On April 13th, I stepped outside for the first time all week. I made it about 4 steps until I rolled my left ankle as I teetered off the edge of the sidewalk. I didn’t hear a pop, but I immediately fell on my hands. For just a second, I didn’t know what happened. 

How did I get hurt? 

I was just walking…

I know this story is underwhelming. I stepped outside, sprained my ankle, crawled back inside, and a month later it’s still swollen and I can’t sit criss-cross-applesauce with my left foot on the bottom. Life is hard. 

After my sweet wife came and helped me to the couch, I looked up at her and said, “Ya know, in all those years of dancing, I never sprained an ankle.” 

She said, “It took you becoming an English teacher, I guess.” 

This was taken right before I graduated with my Master of Arts in Dance in 2017.

I regularly took dance classes since the age of 5. In college I minored in dance, and then I immediately pursued my Master of Arts in Dance. After getting my Masters, I was an Adjunct Professor at Elon University and the University of North Carolina – Greensboro. I also worked administratively at a local non-profit dance organization. I taught dance for little ones, grown up ones, and college ones. 

Some of my little ones waiting to go on stage.

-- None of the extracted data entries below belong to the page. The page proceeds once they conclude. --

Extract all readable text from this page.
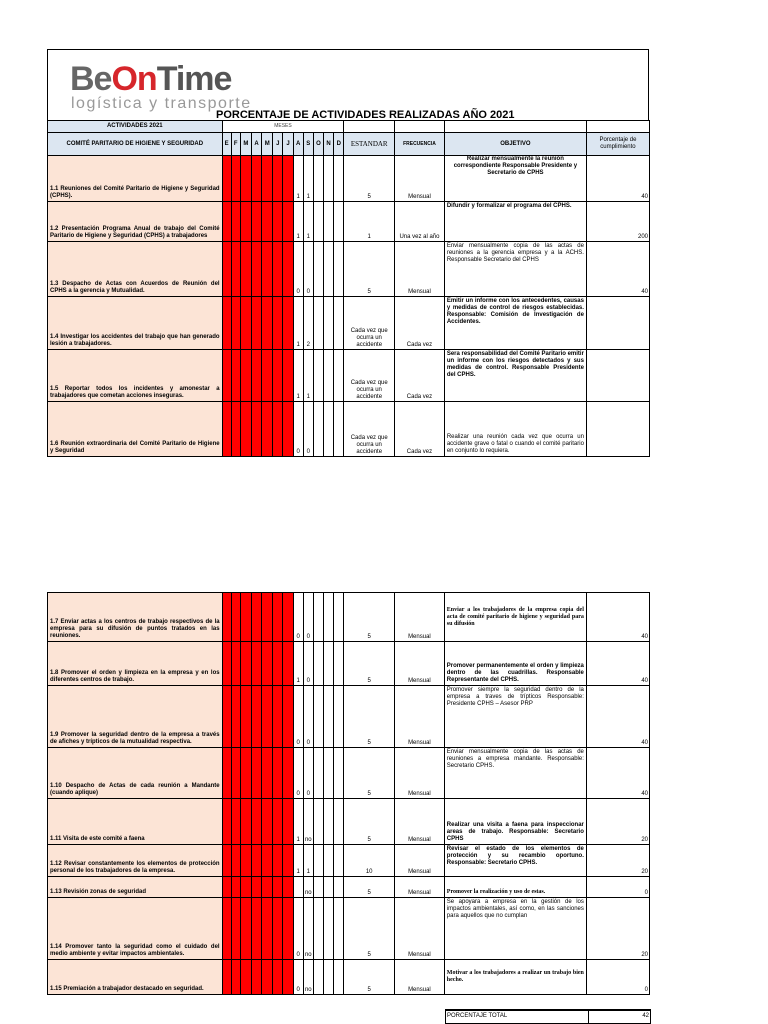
BeOnTime
logística y transporte
PORCENTAJE DE ACTIVIDADES REALIZADAS AÑO 2021
ACTIVIDADES 2021	MESES															
COMITÉ PARITARIO DE HIGIENE Y SEGURIDAD	E	F	M	A	M	J	J	A	S	O	N	D	ESTANDAR	FRECUENCIA	OBJETIVO	Porcentaje de cumplimiento
1.1 Reuniones del Comité Paritario de Higiene y Seguridad (CPHS).								1	1				5	Mensual	Realizar mensualmente la reunión correspondiente Responsable Presidente y Secretario de CPHS	40
1.2 Presentación Programa Anual de trabajo del Comité Paritario de Higiene y Seguridad (CPHS) a trabajadores								1	1				1	Una vez al año	Difundir y formalizar el programa del CPHS.	200
1.3 Despacho de Actas con Acuerdos de Reunión del CPHS a la gerencia y Mutualidad.								0	0				5	Mensual	Enviar mensualmente copia de las actas de reuniones a la gerencia empresa y a la ACHS. Responsable Secretario del CPHS	40
1.4 Investigar los accidentes del trabajo que han generado lesión a trabajadores.								1	2				Cada vez que ocurra un accidente	Cada vez	Emitir un informe con los antecedentes, causas y medidas de control de riesgos establecidas. Responsable: Comisión de Investigación de Accidentes.	
1.5 Reportar todos los incidentes y amonestar a trabajadores que cometan acciones inseguras.								1	1				Cada vez que ocurra un accidente	Cada vez	Sera responsabilidad del Comité Paritario emitir un informe con los riesgos detectados y sus medidas de control. Responsable Presidente del CPHS.	
1.6 Reunión extraordinaria del Comité Paritario de Higiene y Seguridad								0	0				Cada vez que ocurra un accidente	Cada vez	Realizar una reunión cada vez que ocurra un accidente grave o fatal o cuando el comité paritario en conjunto lo requiera.	
1.7 Enviar actas a los centros de trabajo respectivos de la empresa para su difusión de puntos tratados en las reuniones.								0	0				5	Mensual	Enviar a los trabajadores de la empresa copia del acta de comité paritario de higiene y seguridad para su difusión	40
1.8 Promover el orden y limpieza en la empresa y en los diferentes centros de trabajo.								1	0				5	Mensual	Promover permanentemente el orden y limpieza dentro de las cuadrillas. Responsable Representante del CPHS.	40
1.9 Promover la seguridad dentro de la empresa a través de afiches y trípticos de la mutualidad respectiva.								0	0				5	Mensual	Promover siempre la seguridad dentro de la empresa a traves de trípticos Responsable: Presidente CPHS – Asesor PRP	40
1.10 Despacho de Actas de cada reunión a Mandante (cuando aplique)								0	0				5	Mensual	Enviar mensualmente copia de las actas de reuniones a empresa mandante. Responsable: Secretario CPHS.	40
1.11 Visita de este comité a faena								1	no				5	Mensual	Realizar una visita a faena para inspeccionar areas de trabajo. Responsable: Secretario CPHS	20
1.12 Revisar constantemente los elementos de protección personal de los trabajadores de la empresa.								1	1				10	Mensual	Revisar el estado de los elementos de protección y su recambio oportuno. Responsable: Secretario CPHS.	20
1.13 Revisión zonas de seguridad									no				5	Mensual	Promover la realización y uso de estas.	0
1.14 Promover tanto la seguridad como el cuidado del medio ambiente y evitar impactos ambientales.								0	no				5	Mensual	Se apoyara a empresa en la gestión de los impactos ambientales, así como, en las sanciones para aquellos que no cumplan	20
1.15 Premiación a trabajador destacado en seguridad.								0	no				5	Mensual	Motivar a los trabajadores a realizar un trabajo bien hecho.	0
PORCENTAJE TOTAL	42
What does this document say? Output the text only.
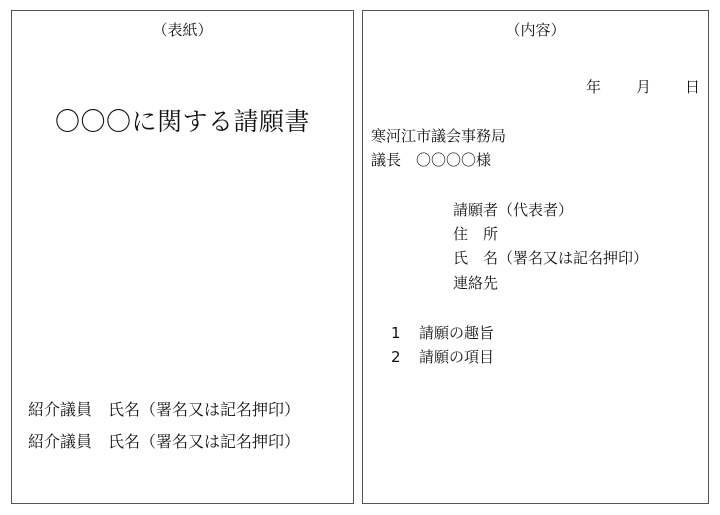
（表紙）
〇〇〇に関する請願書
紹介議員　氏名（署名又は記名押印）
紹介議員　氏名（署名又は記名押印）
（内容）
年 月 日
寒河江市議会事務局
議長　〇〇〇〇様
請願者（代表者）
住　所
氏　名（署名又は記名押印）
連絡先
1 請願の趣旨
2 請願の項目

When I told my employers I would be leaving the non-profit and moving to Austin to be closer to family, I told them my brilliant plan: I was going to become a secondary English teacher. Someone quickly replied, “That’s a great backup plan.”

For me, it was plan A, not the backup. I may have danced for 20 years, but I read books for longer. Growing up, the idea of being an English teacher was on par with being a ballerina or a librarian. (Yes, those were the dream jobs). So when Fauxlivia and I decided to move to Austin, it seemed like a great time to pursue a teaching certification. In one of our many long talks about this, she asked something like, “Are you sure you want to leave dance?”

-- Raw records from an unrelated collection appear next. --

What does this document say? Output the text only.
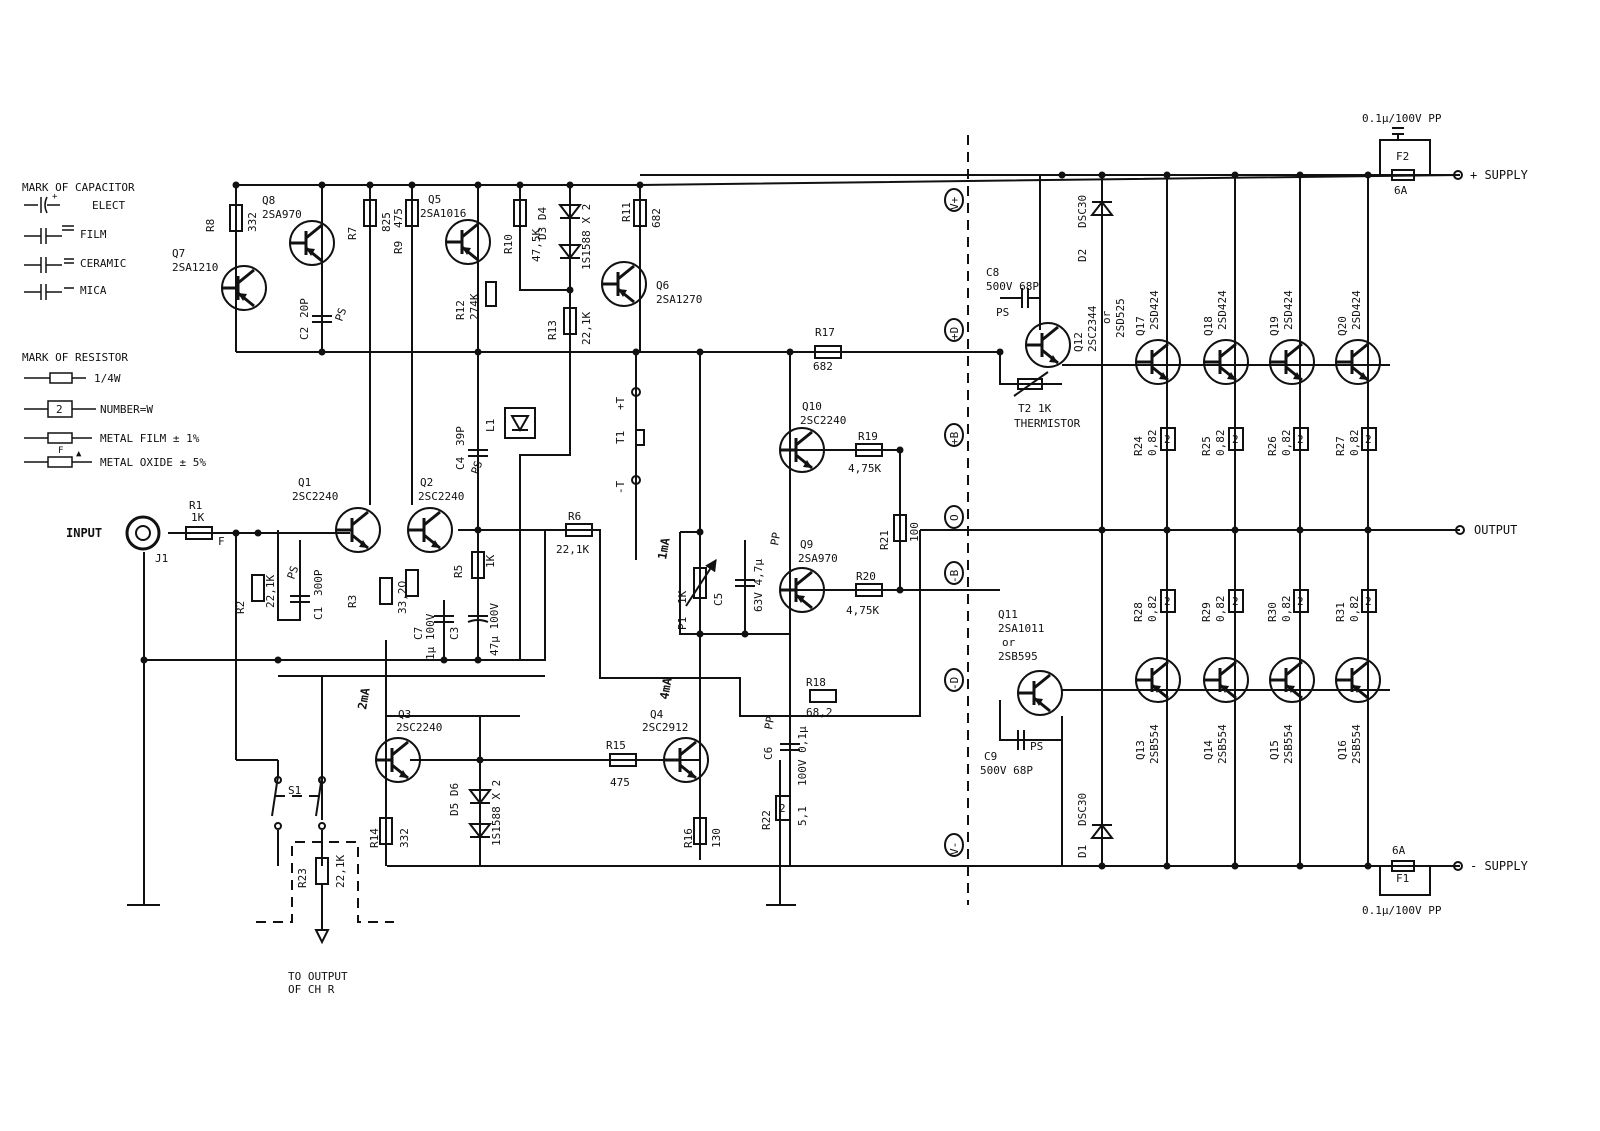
MARK OF CAPACITOR
+
ELECT
FILM
CERAMIC
MICA
MARK OF RESISTOR
1/4W
2	NUMBER=W
F
METAL FILM ± 1%
▲
METAL OXIDE ± 5%
INPUT
J1
R1
1K
F
R6
22,1K
R15
475
R17
682
R19
4,75K
R20
4,75K
R18
68,2
R8	332
R7
825
R9
475
R10 47,5K
R11 682
R12 274K
R13 22,1K
R2 22,1K	R3	33,2Ω
R5
1K
R14 332	R16 130
R21 100
2
R22 5,1
R23 22,1K
TO OUTPUT
OF CH R
2
R24 0,82	2
R25 0,82	2
R26 0,82	2
R27 0,82
2
R28 0,82	2
R29 0,82	2
R30 0,82	2
R31 0,82
Q7
2SA1210
Q8
2SA970
Q5
2SA1016
Q6
2SA1270
Q1
2SC2240
Q2
2SC2240
Q3
2SC2240
Q4
2SC2912
Q10
2SC2240
Q9
2SA970
Q11
2SA1011
or
2SB595
Q12 2SC2344 or 2SD525 Q17 2SD424	Q18 2SD424	Q19 2SD424	Q20 2SD424
Q13 2SB554	Q14 2SB554	Q15 2SB554	Q16 2SB554
C2
20P PS
C1
300P
PS
C4
39P
PS
C7 1µ 100V C3 47µ 100V
C5 63V 4,7µ
PP
C6 100V 0,1µ
PP
C8
500V 68P
PS
C9
500V 68P
PS
D3 D4	1S1588 X 2
L1
D5 D6	1S1588 X 2
D2
DSC30
D1
DSC30
P1
1K
T1
+T
-T
T2 1K
THERMISTOR
S1
0.1µ/100V PP
F2
6A
F1
6A
0.1µ/100V PP
+ SUPPLY
- SUPPLY
OUTPUT
V+
+D
+B
O
-B
-D
V-
1mA
4mA
2mA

My first day teaching 7th grade English, 2019.

I never saw it as leaving though. It wasn’t a dramatic exit with the curtain closing, or tossing up a middle finger as I sped away. It was just moving from the studio to the classroom. I think some people want a bigger explanation, or a reason that I would leave that work behind. I simply don’t see it that way. My experiences in the field of dance led me to fall completely in love with teaching. I love talking about books just as much as I love talking about the anatomical components of a plié. When I was choreographing and teaching dance, I missed talking about books. When I am teaching English though, I still miss talking about pliés. But I don’t miss it enough to say I’m unfulfilled. I am fulfilled, and can see I am living out my passions. I can’t even say they’re taking turns. I taught dance then. It led me here, now. 

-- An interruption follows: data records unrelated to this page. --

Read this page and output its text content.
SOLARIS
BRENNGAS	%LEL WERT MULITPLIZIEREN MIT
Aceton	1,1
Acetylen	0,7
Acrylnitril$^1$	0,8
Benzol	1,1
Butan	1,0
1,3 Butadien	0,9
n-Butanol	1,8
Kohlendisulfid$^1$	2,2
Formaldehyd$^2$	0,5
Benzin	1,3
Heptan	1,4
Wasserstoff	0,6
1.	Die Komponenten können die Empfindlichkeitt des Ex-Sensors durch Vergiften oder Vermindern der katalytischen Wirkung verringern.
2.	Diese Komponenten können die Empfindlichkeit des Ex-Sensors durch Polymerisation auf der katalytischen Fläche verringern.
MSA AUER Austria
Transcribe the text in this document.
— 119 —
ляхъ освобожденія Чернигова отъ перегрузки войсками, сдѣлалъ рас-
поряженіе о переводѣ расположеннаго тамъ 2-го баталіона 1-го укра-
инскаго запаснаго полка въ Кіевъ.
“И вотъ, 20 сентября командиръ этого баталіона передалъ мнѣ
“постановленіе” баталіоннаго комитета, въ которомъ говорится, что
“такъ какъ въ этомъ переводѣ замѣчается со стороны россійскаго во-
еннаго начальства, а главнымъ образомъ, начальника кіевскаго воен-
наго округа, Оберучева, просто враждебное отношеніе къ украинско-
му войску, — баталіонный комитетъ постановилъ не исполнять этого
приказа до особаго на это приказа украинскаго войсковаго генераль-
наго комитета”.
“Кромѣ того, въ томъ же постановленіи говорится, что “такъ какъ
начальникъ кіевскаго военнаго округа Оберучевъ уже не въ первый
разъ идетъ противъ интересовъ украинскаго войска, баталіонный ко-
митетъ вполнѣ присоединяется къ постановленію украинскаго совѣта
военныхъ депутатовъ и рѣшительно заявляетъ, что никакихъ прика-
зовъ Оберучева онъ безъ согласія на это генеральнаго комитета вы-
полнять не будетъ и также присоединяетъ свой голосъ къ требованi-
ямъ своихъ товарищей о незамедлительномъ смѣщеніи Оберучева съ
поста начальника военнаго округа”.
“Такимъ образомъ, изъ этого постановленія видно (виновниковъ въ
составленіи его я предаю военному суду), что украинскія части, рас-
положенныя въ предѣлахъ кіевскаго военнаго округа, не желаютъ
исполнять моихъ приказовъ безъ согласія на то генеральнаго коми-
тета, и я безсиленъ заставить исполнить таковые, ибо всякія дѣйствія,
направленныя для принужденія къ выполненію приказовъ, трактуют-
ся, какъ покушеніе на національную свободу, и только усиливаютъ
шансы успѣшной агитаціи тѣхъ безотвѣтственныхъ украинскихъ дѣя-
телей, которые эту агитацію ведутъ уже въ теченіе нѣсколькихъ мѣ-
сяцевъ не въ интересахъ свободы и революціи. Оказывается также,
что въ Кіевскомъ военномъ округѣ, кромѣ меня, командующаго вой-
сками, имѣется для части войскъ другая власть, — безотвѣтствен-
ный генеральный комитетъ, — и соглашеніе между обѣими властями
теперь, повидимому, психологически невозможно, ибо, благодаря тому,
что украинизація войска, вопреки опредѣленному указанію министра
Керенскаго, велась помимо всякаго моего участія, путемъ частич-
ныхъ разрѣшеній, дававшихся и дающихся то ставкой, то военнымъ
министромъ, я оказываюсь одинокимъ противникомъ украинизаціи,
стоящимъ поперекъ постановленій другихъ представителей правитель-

I don’t think that having uninjured ankles for all of my life until I became an English teacher is a dark metaphor that it’s going all wrong. At least I hope not. When I look down at my left ankle and see it’s slightly rounder than the right, I am not flooded with regret at switching course or changing careers. I just think, “Hm, that’s different.”

But mainly, I think they are just as they should be.